Apr 6, 2021
By Matt Savage
With the huge prize pools being realized in the World Poker Tour and other major events it’s easy to forget that poker at its core is a social game comprised of not only professionals but also and more importantly amateur players that play the game as a hobby and for fun.
Recreational players should be cherished as they keep the poker ecosystem in balance. Nowhere is this more clear than in the small buy-in tournaments, cash games, and satellite programs. While the goal is the same, to win titles and potentially life-changing money, poker is not their main source of income.
The pandemic has been terrible in so many ways for so many and much bigger than poker itself but live poker tournaments and cash games became basically non-existent until recently. It did create an amazing opportunity for a resurgence in online play around the world where permitted and private games popped up all over. The social aspect of poker mirrored the pandemic rules and if you didn’t have a Zoomed game the loss of table talk just wasn’t the same. Sure, you could play poker in your underwear but you couldn’t talk to your opponents or pick up some live reads that are a huge part of the game.
I’ve been very fortunate to have ClubWPT as a way to connect with others during to long stay-at-home orders we’ve been under. Myself, Vince Van Patten, Tony Dunst, and Lynn Gilmartin have been Twitch streaming once a week and have created a social network we affectionately call the “Stream Team.”

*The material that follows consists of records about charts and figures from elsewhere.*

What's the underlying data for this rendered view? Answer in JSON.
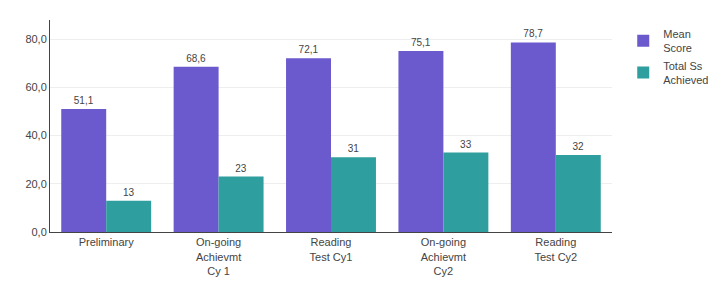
{
  "chart_data": {
    "type": "bar",
    "categories": [
      "Preliminary",
      "On-going\nAchievmt\nCy 1",
      "Reading\nTest Cy1",
      "On-going\nAchievmt\nCy2",
      "Reading\nTest Cy2"
    ],
    "series": [
      {
        "name": "Mean\nScore",
        "color": "#6A5ACD",
        "values": [
          51.1,
          68.6,
          72.1,
          75.1,
          78.7
        ],
        "value_labels": [
          "51,1",
          "68,6",
          "72,1",
          "75,1",
          "78,7"
        ]
      },
      {
        "name": "Total Ss\nAchieved",
        "color": "#2E9E9E",
        "values": [
          13,
          23,
          31,
          33,
          32
        ]
      }
    ],
    "ylim": [
      0,
      88
    ],
    "yticks": [
      {
        "value": 0,
        "label": "0,0"
      },
      {
        "value": 20,
        "label": "20,0"
      },
      {
        "value": 40,
        "label": "40,0"
      },
      {
        "value": 60,
        "label": "60,0"
      },
      {
        "value": 80,
        "label": "80,0"
      }
    ],
    "grid": true,
    "data_labels": true,
    "legend": "right"
  }
}
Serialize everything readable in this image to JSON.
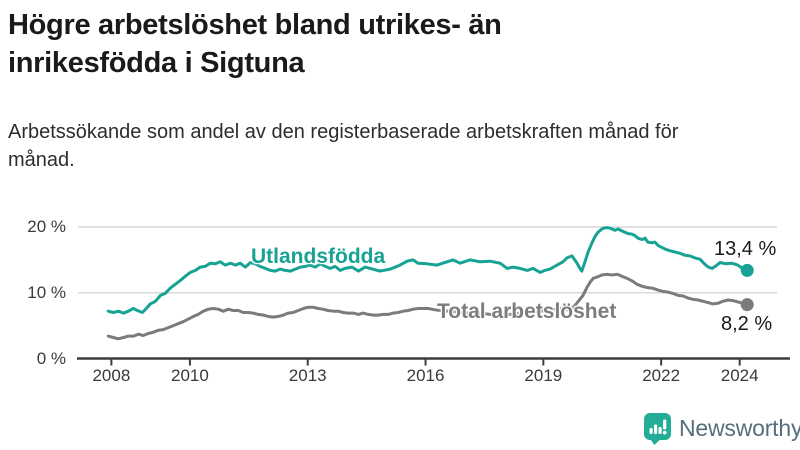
{
  "header": {
    "title": "Högre arbetslöshet bland utrikes- än inrikesfödda i Sigtuna",
    "subtitle": "Arbetssökande som andel av den registerbaserade arbetskraften månad för månad."
  },
  "chart_data": {
    "type": "line",
    "unit": "%",
    "grid": "horizontal-only",
    "legend_position": "inline-labels",
    "xlim": [
      2007.15,
      2024.95
    ],
    "ylim": [
      0,
      20
    ],
    "x_ticks": [
      2008,
      2010,
      2013,
      2016,
      2019,
      2022,
      2024
    ],
    "y_ticks": [
      {
        "value": 0,
        "label": "0 %"
      },
      {
        "value": 10,
        "label": "10 %"
      },
      {
        "value": 20,
        "label": "20 %"
      }
    ],
    "series": [
      {
        "id": "utlandsfodda",
        "name": "Utlandsfödda",
        "color": "#17a394",
        "end_label": "13,4 %",
        "end_value": 13.4,
        "points": [
          [
            2007.92,
            7.2
          ],
          [
            2008.05,
            7.0
          ],
          [
            2008.18,
            7.2
          ],
          [
            2008.31,
            6.9
          ],
          [
            2008.43,
            7.2
          ],
          [
            2008.56,
            7.6
          ],
          [
            2008.66,
            7.3
          ],
          [
            2008.79,
            7.0
          ],
          [
            2008.89,
            7.6
          ],
          [
            2008.99,
            8.3
          ],
          [
            2009.12,
            8.7
          ],
          [
            2009.25,
            9.6
          ],
          [
            2009.37,
            9.9
          ],
          [
            2009.5,
            10.7
          ],
          [
            2009.63,
            11.3
          ],
          [
            2009.76,
            11.9
          ],
          [
            2009.88,
            12.5
          ],
          [
            2010.01,
            13.1
          ],
          [
            2010.14,
            13.4
          ],
          [
            2010.26,
            13.9
          ],
          [
            2010.39,
            14.0
          ],
          [
            2010.52,
            14.5
          ],
          [
            2010.65,
            14.4
          ],
          [
            2010.77,
            14.7
          ],
          [
            2010.9,
            14.2
          ],
          [
            2011.03,
            14.5
          ],
          [
            2011.16,
            14.2
          ],
          [
            2011.28,
            14.5
          ],
          [
            2011.41,
            13.9
          ],
          [
            2011.54,
            14.6
          ],
          [
            2011.66,
            14.4
          ],
          [
            2011.79,
            14.0
          ],
          [
            2011.92,
            13.7
          ],
          [
            2012.05,
            13.4
          ],
          [
            2012.17,
            13.3
          ],
          [
            2012.3,
            13.6
          ],
          [
            2012.43,
            13.4
          ],
          [
            2012.56,
            13.3
          ],
          [
            2012.68,
            13.6
          ],
          [
            2012.81,
            13.9
          ],
          [
            2012.94,
            14.0
          ],
          [
            2013.06,
            14.2
          ],
          [
            2013.19,
            13.9
          ],
          [
            2013.32,
            14.4
          ],
          [
            2013.45,
            14.0
          ],
          [
            2013.57,
            13.7
          ],
          [
            2013.7,
            14.0
          ],
          [
            2013.83,
            13.4
          ],
          [
            2013.95,
            13.7
          ],
          [
            2014.13,
            13.9
          ],
          [
            2014.29,
            13.3
          ],
          [
            2014.46,
            13.9
          ],
          [
            2014.59,
            13.7
          ],
          [
            2014.84,
            13.3
          ],
          [
            2015.1,
            13.6
          ],
          [
            2015.35,
            14.2
          ],
          [
            2015.53,
            14.8
          ],
          [
            2015.68,
            15.0
          ],
          [
            2015.81,
            14.5
          ],
          [
            2016.04,
            14.4
          ],
          [
            2016.29,
            14.2
          ],
          [
            2016.55,
            14.7
          ],
          [
            2016.7,
            15.0
          ],
          [
            2016.88,
            14.5
          ],
          [
            2017.13,
            15.0
          ],
          [
            2017.39,
            14.7
          ],
          [
            2017.64,
            14.8
          ],
          [
            2017.9,
            14.5
          ],
          [
            2018.08,
            13.7
          ],
          [
            2018.23,
            13.9
          ],
          [
            2018.41,
            13.7
          ],
          [
            2018.59,
            13.4
          ],
          [
            2018.74,
            13.7
          ],
          [
            2018.92,
            13.1
          ],
          [
            2019.04,
            13.4
          ],
          [
            2019.17,
            13.6
          ],
          [
            2019.35,
            14.2
          ],
          [
            2019.5,
            14.7
          ],
          [
            2019.6,
            15.3
          ],
          [
            2019.73,
            15.6
          ],
          [
            2019.86,
            14.5
          ],
          [
            2019.93,
            13.7
          ],
          [
            2019.98,
            13.3
          ],
          [
            2020.06,
            14.7
          ],
          [
            2020.14,
            16.2
          ],
          [
            2020.24,
            17.6
          ],
          [
            2020.31,
            18.5
          ],
          [
            2020.39,
            19.2
          ],
          [
            2020.49,
            19.7
          ],
          [
            2020.57,
            19.9
          ],
          [
            2020.65,
            19.9
          ],
          [
            2020.75,
            19.7
          ],
          [
            2020.82,
            19.5
          ],
          [
            2020.9,
            19.7
          ],
          [
            2021.0,
            19.4
          ],
          [
            2021.08,
            19.2
          ],
          [
            2021.16,
            19.0
          ],
          [
            2021.26,
            18.9
          ],
          [
            2021.33,
            18.7
          ],
          [
            2021.41,
            18.3
          ],
          [
            2021.51,
            18.1
          ],
          [
            2021.59,
            18.3
          ],
          [
            2021.66,
            17.7
          ],
          [
            2021.77,
            17.6
          ],
          [
            2021.84,
            17.7
          ],
          [
            2021.92,
            17.2
          ],
          [
            2022.02,
            16.9
          ],
          [
            2022.12,
            16.6
          ],
          [
            2022.22,
            16.4
          ],
          [
            2022.35,
            16.2
          ],
          [
            2022.48,
            16.0
          ],
          [
            2022.61,
            15.7
          ],
          [
            2022.73,
            15.6
          ],
          [
            2022.86,
            15.3
          ],
          [
            2022.99,
            15.1
          ],
          [
            2023.1,
            14.4
          ],
          [
            2023.2,
            13.9
          ],
          [
            2023.3,
            13.7
          ],
          [
            2023.4,
            14.1
          ],
          [
            2023.5,
            14.6
          ],
          [
            2023.65,
            14.4
          ],
          [
            2023.8,
            14.5
          ],
          [
            2023.95,
            14.2
          ],
          [
            2024.05,
            13.8
          ],
          [
            2024.19,
            13.4
          ]
        ]
      },
      {
        "id": "total-arbetsloshet",
        "name": "Total arbetslöshet",
        "color": "#7b7b7b",
        "end_label": "8,2 %",
        "end_value": 8.2,
        "points": [
          [
            2007.92,
            3.4
          ],
          [
            2008.05,
            3.2
          ],
          [
            2008.18,
            3.0
          ],
          [
            2008.31,
            3.2
          ],
          [
            2008.43,
            3.4
          ],
          [
            2008.56,
            3.4
          ],
          [
            2008.69,
            3.7
          ],
          [
            2008.81,
            3.5
          ],
          [
            2008.94,
            3.8
          ],
          [
            2009.07,
            4.0
          ],
          [
            2009.2,
            4.3
          ],
          [
            2009.32,
            4.4
          ],
          [
            2009.45,
            4.7
          ],
          [
            2009.58,
            5.0
          ],
          [
            2009.7,
            5.3
          ],
          [
            2009.83,
            5.6
          ],
          [
            2009.96,
            6.0
          ],
          [
            2010.09,
            6.4
          ],
          [
            2010.21,
            6.7
          ],
          [
            2010.34,
            7.2
          ],
          [
            2010.47,
            7.5
          ],
          [
            2010.6,
            7.6
          ],
          [
            2010.72,
            7.5
          ],
          [
            2010.85,
            7.2
          ],
          [
            2010.98,
            7.5
          ],
          [
            2011.1,
            7.3
          ],
          [
            2011.23,
            7.3
          ],
          [
            2011.36,
            7.0
          ],
          [
            2011.49,
            7.0
          ],
          [
            2011.61,
            6.9
          ],
          [
            2011.74,
            6.7
          ],
          [
            2011.87,
            6.6
          ],
          [
            2011.99,
            6.4
          ],
          [
            2012.12,
            6.3
          ],
          [
            2012.25,
            6.4
          ],
          [
            2012.38,
            6.6
          ],
          [
            2012.5,
            6.9
          ],
          [
            2012.63,
            7.0
          ],
          [
            2012.76,
            7.3
          ],
          [
            2012.89,
            7.6
          ],
          [
            2013.01,
            7.8
          ],
          [
            2013.14,
            7.8
          ],
          [
            2013.27,
            7.6
          ],
          [
            2013.39,
            7.5
          ],
          [
            2013.52,
            7.3
          ],
          [
            2013.65,
            7.2
          ],
          [
            2013.78,
            7.2
          ],
          [
            2013.9,
            7.0
          ],
          [
            2014.03,
            6.9
          ],
          [
            2014.16,
            6.9
          ],
          [
            2014.29,
            6.7
          ],
          [
            2014.41,
            6.9
          ],
          [
            2014.54,
            6.7
          ],
          [
            2014.67,
            6.6
          ],
          [
            2014.79,
            6.6
          ],
          [
            2014.92,
            6.7
          ],
          [
            2015.05,
            6.7
          ],
          [
            2015.18,
            6.9
          ],
          [
            2015.3,
            7.0
          ],
          [
            2015.43,
            7.2
          ],
          [
            2015.56,
            7.3
          ],
          [
            2015.68,
            7.5
          ],
          [
            2015.81,
            7.6
          ],
          [
            2015.94,
            7.6
          ],
          [
            2016.07,
            7.6
          ],
          [
            2016.24,
            7.4
          ],
          [
            2016.37,
            7.3
          ],
          [
            2016.63,
            7.2
          ],
          [
            2016.88,
            7.0
          ],
          [
            2017.13,
            6.9
          ],
          [
            2017.39,
            6.9
          ],
          [
            2017.64,
            6.7
          ],
          [
            2017.9,
            6.6
          ],
          [
            2018.15,
            6.7
          ],
          [
            2018.41,
            6.9
          ],
          [
            2018.66,
            7.0
          ],
          [
            2018.92,
            7.2
          ],
          [
            2019.17,
            7.3
          ],
          [
            2019.3,
            7.5
          ],
          [
            2019.42,
            7.6
          ],
          [
            2019.55,
            7.5
          ],
          [
            2019.68,
            7.3
          ],
          [
            2019.81,
            8.1
          ],
          [
            2019.93,
            9.0
          ],
          [
            2020.01,
            9.6
          ],
          [
            2020.11,
            10.8
          ],
          [
            2020.19,
            11.6
          ],
          [
            2020.27,
            12.2
          ],
          [
            2020.37,
            12.4
          ],
          [
            2020.49,
            12.7
          ],
          [
            2020.62,
            12.8
          ],
          [
            2020.75,
            12.7
          ],
          [
            2020.88,
            12.8
          ],
          [
            2021.0,
            12.5
          ],
          [
            2021.13,
            12.2
          ],
          [
            2021.26,
            11.8
          ],
          [
            2021.38,
            11.3
          ],
          [
            2021.51,
            11.0
          ],
          [
            2021.64,
            10.8
          ],
          [
            2021.77,
            10.7
          ],
          [
            2021.92,
            10.4
          ],
          [
            2022.05,
            10.2
          ],
          [
            2022.17,
            10.1
          ],
          [
            2022.3,
            9.9
          ],
          [
            2022.43,
            9.6
          ],
          [
            2022.56,
            9.5
          ],
          [
            2022.68,
            9.2
          ],
          [
            2022.81,
            9.0
          ],
          [
            2022.94,
            8.9
          ],
          [
            2023.07,
            8.7
          ],
          [
            2023.19,
            8.5
          ],
          [
            2023.32,
            8.3
          ],
          [
            2023.45,
            8.4
          ],
          [
            2023.57,
            8.7
          ],
          [
            2023.7,
            8.9
          ],
          [
            2023.83,
            8.8
          ],
          [
            2023.96,
            8.6
          ],
          [
            2024.1,
            8.4
          ],
          [
            2024.19,
            8.2
          ]
        ]
      }
    ]
  },
  "branding": {
    "logo_text": "Newsworthy",
    "logo_icon": "newsworthy-speech-bubble-bars-icon",
    "logo_icon_color": "#23ac96",
    "logo_text_color": "#546e7e"
  },
  "style": {
    "grid_color": "#d9d9d9",
    "axis_color": "#3d3d3d",
    "tick_label_color": "#3a3a3a",
    "value_label_color": "#1a1a1a"
  }
}
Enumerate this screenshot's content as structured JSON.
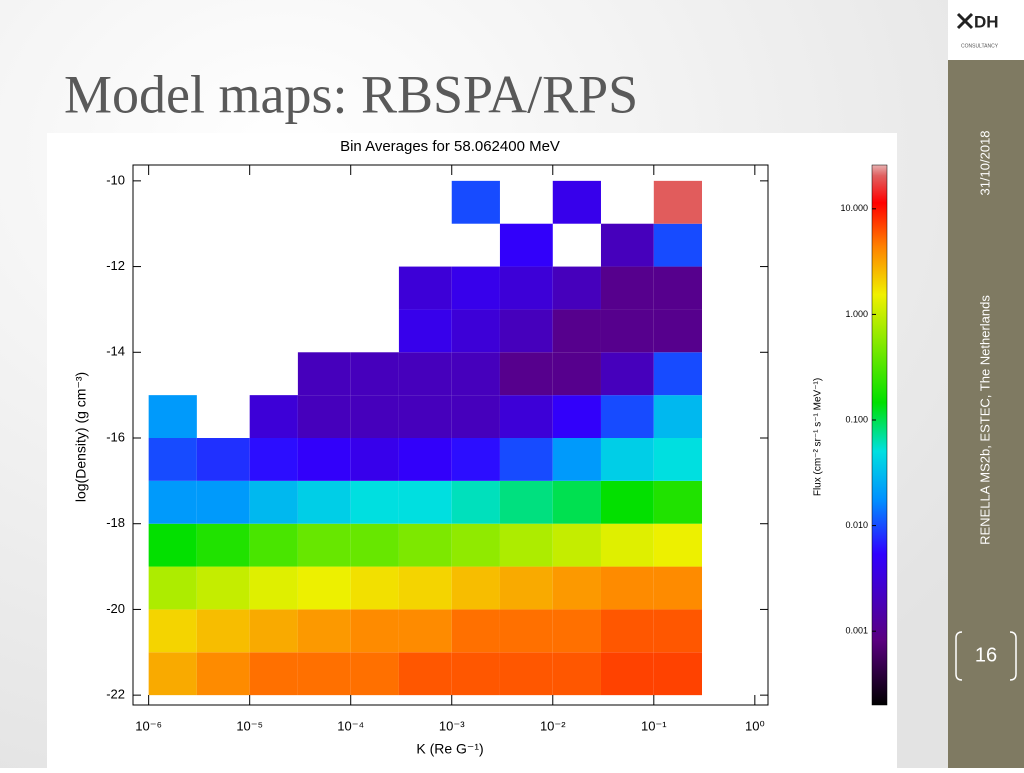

The stream team is a group of extremely nice people that have formed a poker community and have even created a discord group to keep in touch and track each other’s success on ClubWPT. We laugh and needle in a good-natured way but also have each other’s back and if an outsider trolls or spams one of us maliciously the group steps up and puts a stop to it right away. I look forward to meeting the stream team in real life someday soon and we even have a barbecue scheduled in the planning stages.
The recent massive numbers at WPT live events at Seminole Hard Rock and the Venetian prove what we knew all along that there was huge pent-up demand for the social aspect of live poker to return. Sure, it’s not exactly the same with masks and plexiglass but it also showed that people were ready to return to live felt.